Terlihat secara umum, kedua jenis peraturan perundang-undangan yang menyangkut dengan musik diatas, baik UU maupun Perda, belum mampu menyentuh kepada masalah utama yang harus dipecahkan, yaitu pengaturan substanstif yang mampu memberikan stimulus kepada para seniman musik untuk menciptakan karya-karya yang mampu membangkitkan potensi musik untuk berperan dalam menciptakan persatuan dan kesatuan bangsa.
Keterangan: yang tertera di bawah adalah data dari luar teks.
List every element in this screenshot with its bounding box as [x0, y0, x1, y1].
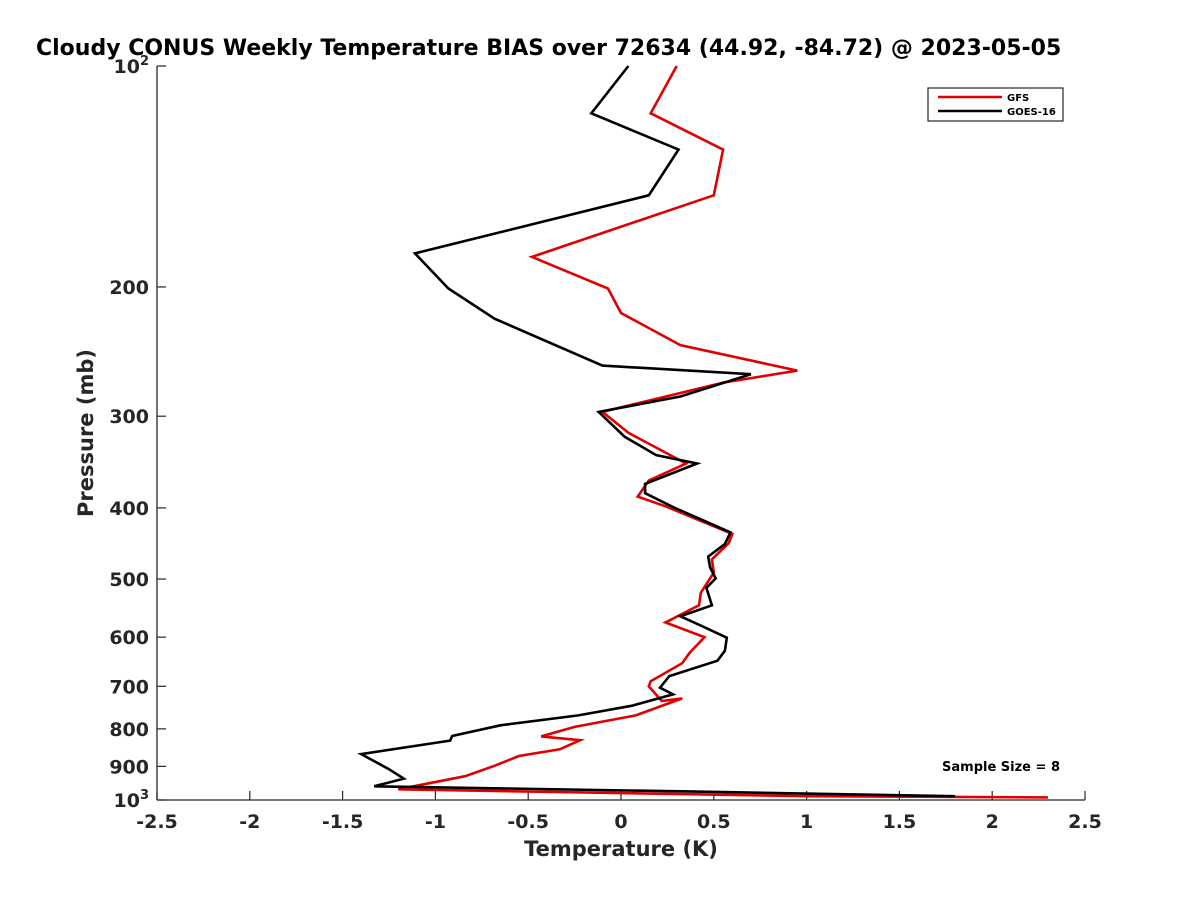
x-axis-label: Temperature (K): [524, 837, 718, 861]
legend-label: GFS: [1007, 93, 1029, 104]
y-tick-label: 800: [109, 719, 149, 741]
chart-title: Cloudy CONUS Weekly Temperature BIAS ove…: [36, 36, 1061, 61]
legend-box: [927, 87, 1064, 122]
legend-label: GOES-16: [1007, 107, 1056, 118]
x-tick-label: 1: [800, 811, 813, 833]
x-tick-label: 1.5: [883, 811, 917, 833]
y-tick-label: 400: [109, 498, 149, 520]
y-tick-label: 103: [114, 788, 150, 812]
y-tick-exponent: 3: [140, 788, 149, 803]
y-tick-base: 10: [114, 56, 140, 78]
y-tick-label: 300: [109, 406, 149, 428]
x-tick-label: -2.5: [136, 811, 178, 833]
y-tick-exponent: 2: [140, 54, 149, 69]
x-tick-label: 2.5: [1068, 811, 1102, 833]
x-tick-label: -2: [239, 811, 260, 833]
y-tick-base: 10: [114, 790, 140, 812]
x-axis-ticks: -2.5 -2 -1.5 -1 -0.5 0 0.5 1 1.5 2 2.5: [136, 791, 1102, 833]
x-tick-label: -0.5: [507, 811, 549, 833]
y-tick-label: 200: [109, 277, 149, 299]
y-tick-label: 700: [109, 676, 149, 698]
y-tick-label: 500: [109, 569, 149, 591]
x-tick-label: 0: [614, 811, 627, 833]
series-layer: [357, 65, 1048, 799]
x-tick-label: 2: [986, 811, 999, 833]
sample-size-annotation: Sample Size = 8: [942, 760, 1060, 775]
y-tick-label: 102: [114, 54, 150, 78]
y-axis-label: Pressure (mb): [74, 349, 98, 517]
legend: GFS GOES-16: [927, 87, 1064, 122]
y-tick-label: 600: [109, 627, 149, 649]
x-tick-label: 0.5: [697, 811, 731, 833]
series-line-gfs: [398, 65, 1048, 799]
x-tick-label: -1.5: [322, 811, 364, 833]
x-tick-label: -1: [425, 811, 446, 833]
y-tick-label: 900: [109, 756, 149, 778]
series-line-goes-16: [357, 65, 956, 798]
Selain itu, ketidakseriusan pemerintahan di Indonesia dalam mengeluarkan kebijakan yang berkesinambungan dalam bidang musik memiliki andil dalam mengakibatkan dunia musik tanah air dewasa ini berhasil dikuasai penuh oleh pasar. Salah satu contoh kasus dari dampak yang timbul akibat kondisi tersebut adalah ketidakmampuan lagu anak-anak untuk berkembang di Indonesia saat ini. Lagu anak-anak memiliki pasar yang kecil, setidaknya tidak sebesar lagu untuk orang dewasa, sehingga sulit untuk mencari pemilik modal yang mau berinvestasi dalam pengembangan lagu anak-anak. Ketika sudah seperti itu, tugas Pemerintah dalam mencerdaskan kehidupan bangsa, sesuai dengan Pembukaan UUD NRI 1945 alinea ke-4, menjadi sulit dan akan terus terhambat.
Apabila sebelumnya sudah dibahas mengenai kebijakan dalam peraturan perundang-undangan yang telah disahkan atau sedang berlaku, lalu bagaimana dengan Rancangan Undang-undang (RUU) yang akan dibentuk? Dalam Program Legislasi Nasional (Prolegnas) 2009-2014 yang dikeluarkan oleh Badan Legislasi (Baleg) DPR tercatat ada 4 RUU, dari 247 RUU, yang secara judul berkaitan dengan musik, yaitu RUU Kebudayaan, RUU tentang Perubahan atas Undang-Undang Nomor 32 Tahun 2002 tentang Penyiaran, RUU tentang Perubahan atas Undang-Undang Nomor 19 Tahun 2002 tentang Hak Cipta, dan RUU tentang Perubahan atas Undang-Undang Nomor 4 Tahun 1990 tentang Serah Simpan Karya Cetak dan Karya Rekam. Kaitan yang dimaksud diatas hanya sebatas pengamatan dari judul RUU saja, sehingga tidak menjamin kemudian substansinya sesuai dengan judul yang digunakan.

Penutup
Dari data dan fakta diatas dapat terlihat dengan jelas bahwa pemerintahan di Indonesia sampai hari ini belum bisa menunjukan keseriusannya dalam mengembangkan kebijakan yang berkesinambungan dalam bidang musik di Indonesia. Sehingga tepatlah kiranya hari Musik Indonesia ini menjadi moment yang pas bagi pemerintahan di Indonesia untuk segera menyadari dan menyikapi kondisi ini dengan cepat dan nyata, sehingga musik di Indonesia dapat kembali menjadi alat perjuangan dalam menciptakan persatuan dan kesatuan bangsa.